Because we’re in the midst of that shift now, we’re on the way towards “writing the book,” so to speak. We see among our graduates a real focus on creating spaces of rest and belonging. For example, Becca Bibee is at Trinity United Methodist Church in Huntsville, Alabama. As a part of her work, their young people named that they didn’t know how to rest. They didn’t know how to take Sabbath. They didn’t even understand quite what that looked like. So, they went through a process of discovering what Sabbath and rest look like and they have embedded that into all forms of their youth ministry. That’s really countercultural to the flashing lights, guitars, and games we think of from the past.
Church is a place where you can come and “just be.” You can just live into the fact that you belong here, you’re welcome here, you can find Sabbath here.

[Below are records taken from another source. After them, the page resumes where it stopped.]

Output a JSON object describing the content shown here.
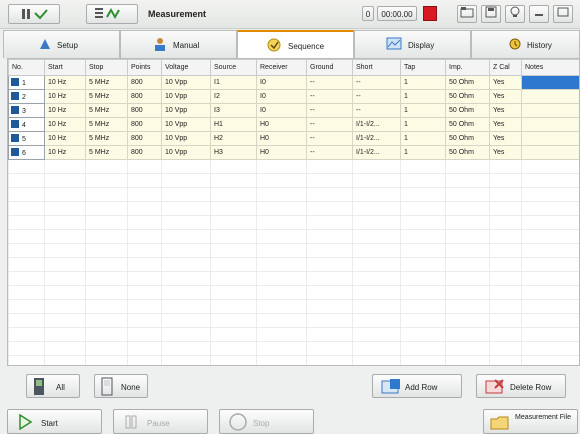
{
  "titlebar": {
    "title": "Measurement",
    "counter": "0",
    "timer": "00:00.00"
  },
  "tabs": [
    {
      "label": "Setup",
      "icon": "setup-icon"
    },
    {
      "label": "Manual",
      "icon": "manual-icon"
    },
    {
      "label": "Sequence",
      "icon": "sequence-icon"
    },
    {
      "label": "Display",
      "icon": "display-icon"
    },
    {
      "label": "History",
      "icon": "history-icon"
    }
  ],
  "table": {
    "columns": [
      "No.",
      "Start",
      "Stop",
      "Points",
      "Voltage",
      "Source",
      "Receiver",
      "Ground",
      "Short",
      "Tap",
      "Imp.",
      "Z Cal",
      "Notes"
    ],
    "rows": [
      [
        "1",
        "10 Hz",
        "5 MHz",
        "800",
        "10 Vpp",
        "I1",
        "I0",
        "--",
        "--",
        "1",
        "50 Ohm",
        "Yes",
        ""
      ],
      [
        "2",
        "10 Hz",
        "5 MHz",
        "800",
        "10 Vpp",
        "I2",
        "I0",
        "--",
        "--",
        "1",
        "50 Ohm",
        "Yes",
        ""
      ],
      [
        "3",
        "10 Hz",
        "5 MHz",
        "800",
        "10 Vpp",
        "I3",
        "I0",
        "--",
        "--",
        "1",
        "50 Ohm",
        "Yes",
        ""
      ],
      [
        "4",
        "10 Hz",
        "5 MHz",
        "800",
        "10 Vpp",
        "H1",
        "H0",
        "--",
        "I/1-I/2...",
        "1",
        "50 Ohm",
        "Yes",
        ""
      ],
      [
        "5",
        "10 Hz",
        "5 MHz",
        "800",
        "10 Vpp",
        "H2",
        "H0",
        "--",
        "I/1-I/2...",
        "1",
        "50 Ohm",
        "Yes",
        ""
      ],
      [
        "6",
        "10 Hz",
        "5 MHz",
        "800",
        "10 Vpp",
        "H3",
        "H0",
        "--",
        "I/1-I/2...",
        "1",
        "50 Ohm",
        "Yes",
        ""
      ]
    ]
  },
  "actions": {
    "all": "All",
    "none": "None",
    "add_row": "Add Row",
    "delete_row": "Delete Row"
  },
  "bottom": {
    "start": "Start",
    "pause": "Pause",
    "stop": "Stop",
    "measurement_file": "Measurement File"
  },
  "colors": {
    "accent_tab": "#e08a00",
    "row_cell": "#fcfbe4",
    "selection": "#2f78d0",
    "record": "#d91a22"
  }
}
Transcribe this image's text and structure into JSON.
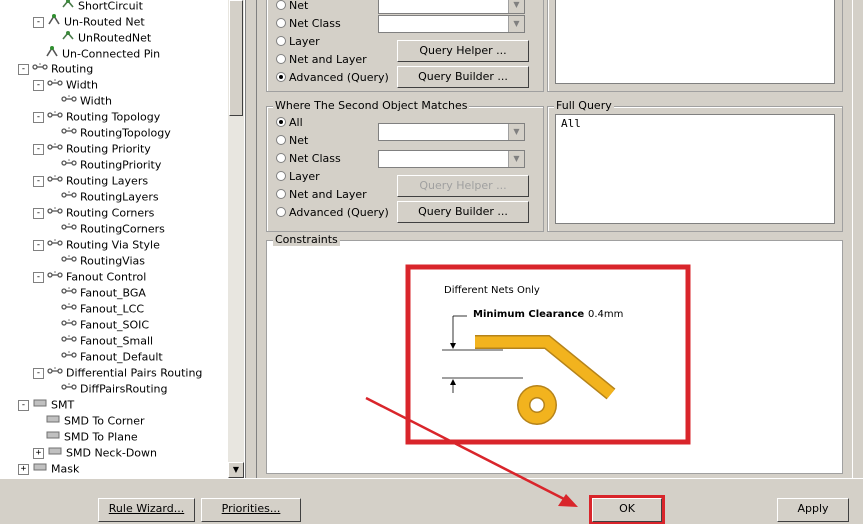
{
  "tree": {
    "items": [
      {
        "label": "ShortCircuit",
        "level": 3,
        "icon": "rule",
        "exp": ""
      },
      {
        "label": "Un-Routed Net",
        "level": 2,
        "icon": "rule-cat",
        "exp": "-"
      },
      {
        "label": "UnRoutedNet",
        "level": 3,
        "icon": "rule",
        "exp": ""
      },
      {
        "label": "Un-Connected Pin",
        "level": 2,
        "icon": "rule-cat",
        "exp": ""
      },
      {
        "label": "Routing",
        "level": 1,
        "icon": "routing",
        "exp": "-"
      },
      {
        "label": "Width",
        "level": 2,
        "icon": "routing",
        "exp": "-"
      },
      {
        "label": "Width",
        "level": 3,
        "icon": "routing",
        "exp": ""
      },
      {
        "label": "Routing Topology",
        "level": 2,
        "icon": "routing",
        "exp": "-"
      },
      {
        "label": "RoutingTopology",
        "level": 3,
        "icon": "routing",
        "exp": ""
      },
      {
        "label": "Routing Priority",
        "level": 2,
        "icon": "routing",
        "exp": "-"
      },
      {
        "label": "RoutingPriority",
        "level": 3,
        "icon": "routing",
        "exp": ""
      },
      {
        "label": "Routing Layers",
        "level": 2,
        "icon": "routing",
        "exp": "-"
      },
      {
        "label": "RoutingLayers",
        "level": 3,
        "icon": "routing",
        "exp": ""
      },
      {
        "label": "Routing Corners",
        "level": 2,
        "icon": "routing",
        "exp": "-"
      },
      {
        "label": "RoutingCorners",
        "level": 3,
        "icon": "routing",
        "exp": ""
      },
      {
        "label": "Routing Via Style",
        "level": 2,
        "icon": "routing",
        "exp": "-"
      },
      {
        "label": "RoutingVias",
        "level": 3,
        "icon": "routing",
        "exp": ""
      },
      {
        "label": "Fanout Control",
        "level": 2,
        "icon": "routing",
        "exp": "-"
      },
      {
        "label": "Fanout_BGA",
        "level": 3,
        "icon": "routing",
        "exp": ""
      },
      {
        "label": "Fanout_LCC",
        "level": 3,
        "icon": "routing",
        "exp": ""
      },
      {
        "label": "Fanout_SOIC",
        "level": 3,
        "icon": "routing",
        "exp": ""
      },
      {
        "label": "Fanout_Small",
        "level": 3,
        "icon": "routing",
        "exp": ""
      },
      {
        "label": "Fanout_Default",
        "level": 3,
        "icon": "routing",
        "exp": ""
      },
      {
        "label": "Differential Pairs Routing",
        "level": 2,
        "icon": "routing",
        "exp": "-"
      },
      {
        "label": "DiffPairsRouting",
        "level": 3,
        "icon": "routing",
        "exp": ""
      },
      {
        "label": "SMT",
        "level": 1,
        "icon": "smt",
        "exp": "-"
      },
      {
        "label": "SMD To Corner",
        "level": 2,
        "icon": "smt",
        "exp": ""
      },
      {
        "label": "SMD To Plane",
        "level": 2,
        "icon": "smt",
        "exp": ""
      },
      {
        "label": "SMD Neck-Down",
        "level": 2,
        "icon": "smt",
        "exp": "+"
      },
      {
        "label": "Mask",
        "level": 1,
        "icon": "smt",
        "exp": "+"
      }
    ]
  },
  "first_match": {
    "options": [
      "Net",
      "Net Class",
      "Layer",
      "Net and Layer",
      "Advanced (Query)"
    ],
    "selected": 4,
    "query_helper": "Query Helper ...",
    "query_builder": "Query Builder ..."
  },
  "second_match": {
    "title": "Where The Second Object Matches",
    "options": [
      "All",
      "Net",
      "Net Class",
      "Layer",
      "Net and Layer",
      "Advanced (Query)"
    ],
    "selected": 0,
    "query_helper": "Query Helper ...",
    "query_builder": "Query Builder ..."
  },
  "full_query": {
    "title": "Full Query",
    "value": "All"
  },
  "constraints": {
    "title": "Constraints",
    "note": "Different Nets Only",
    "clearance_label": "Minimum Clearance",
    "clearance_value": "0.4mm"
  },
  "buttons": {
    "rule_wizard": "Rule Wizard...",
    "priorities": "Priorities...",
    "ok": "OK",
    "apply": "Apply"
  },
  "colors": {
    "highlight": "#d9252b",
    "copper": "#f2b31e",
    "copper_edge": "#b5831a"
  }
}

At Trinity, as the adults in the congregation learned that the youth were working on this project, they said, “Wait! We don’t know how to rest, either.” So, the entire congregation had a Year of Jubilee where they cut back on the number of programs they offered. Then they ensured that they were practicing Sabbath and rest throughout the entire congregation. That’s a really different type of shift.
I also think of Justin down in Houston, Alabama. His ministry is emerging and developing around gaming. Now gaming has been really big for a long time — ever since Atari came out — but it’s a different thing today. When I was a kid, a couple of us got together to play the newest game. Now they can talk to each other online. There’s an entire social component involved.

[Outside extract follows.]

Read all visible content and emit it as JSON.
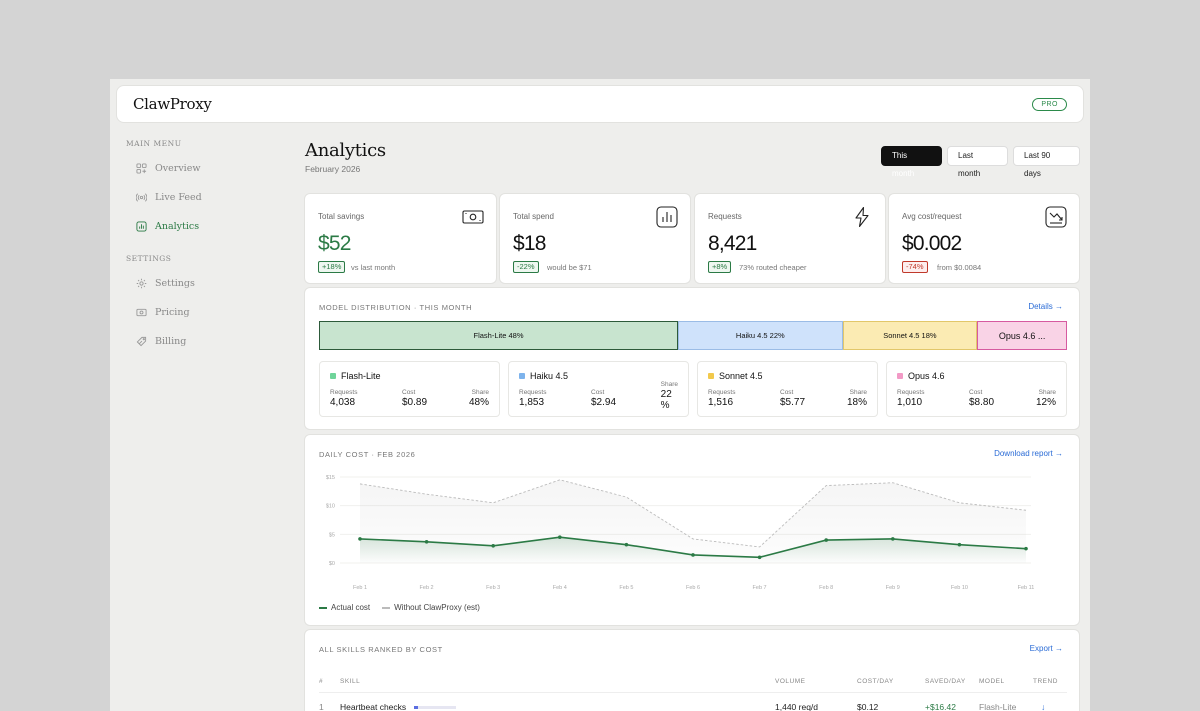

Justin had grown up as a gamer and he realized the opportunity within gaming to create spaces of belonging. And he has been very intentional about creating an outreach through his young people who participate in that space. That connection has allowed him to bring discipleship and Jesus into those spaces and invite young people in a very different way. He’s had to shift his understanding of what a youth group is, inviting people to be together not just online but also to come together in person.
Some of their activities look a little bit different. Some of his gamers were also really into Legos. I don’t think of Lego construction as a youth ministry game. But if you can get young people to come together around Legos and also incorporate Jesus, then we’re moving in the right direction.
I also think about First Methodist in Fort Worth, Texas. Similar to many high-income, affluent areas, the young people in their community were naming that they felt extraordinary stress and pressure. One young person said that he wished his parents would just put his picture on the refrigerator like they did when he was a kid. He’s a high school senior. He’s not still drawing pictures. But he used to feel that whatever he did, no matter how bad, it was good enough. And now he felt this extraordinary pressure, that nothing he did was good enough. First Methodist Fort Worth was able to name the reality that all their youth felt an extreme fear of failure, so their youth ministry began to build into their program “fail-safe components” — opportunities to intentionally fail for fun. (See 10 Questions to Develop Transformative Ministry Innovation, by Meghan Hatcher.)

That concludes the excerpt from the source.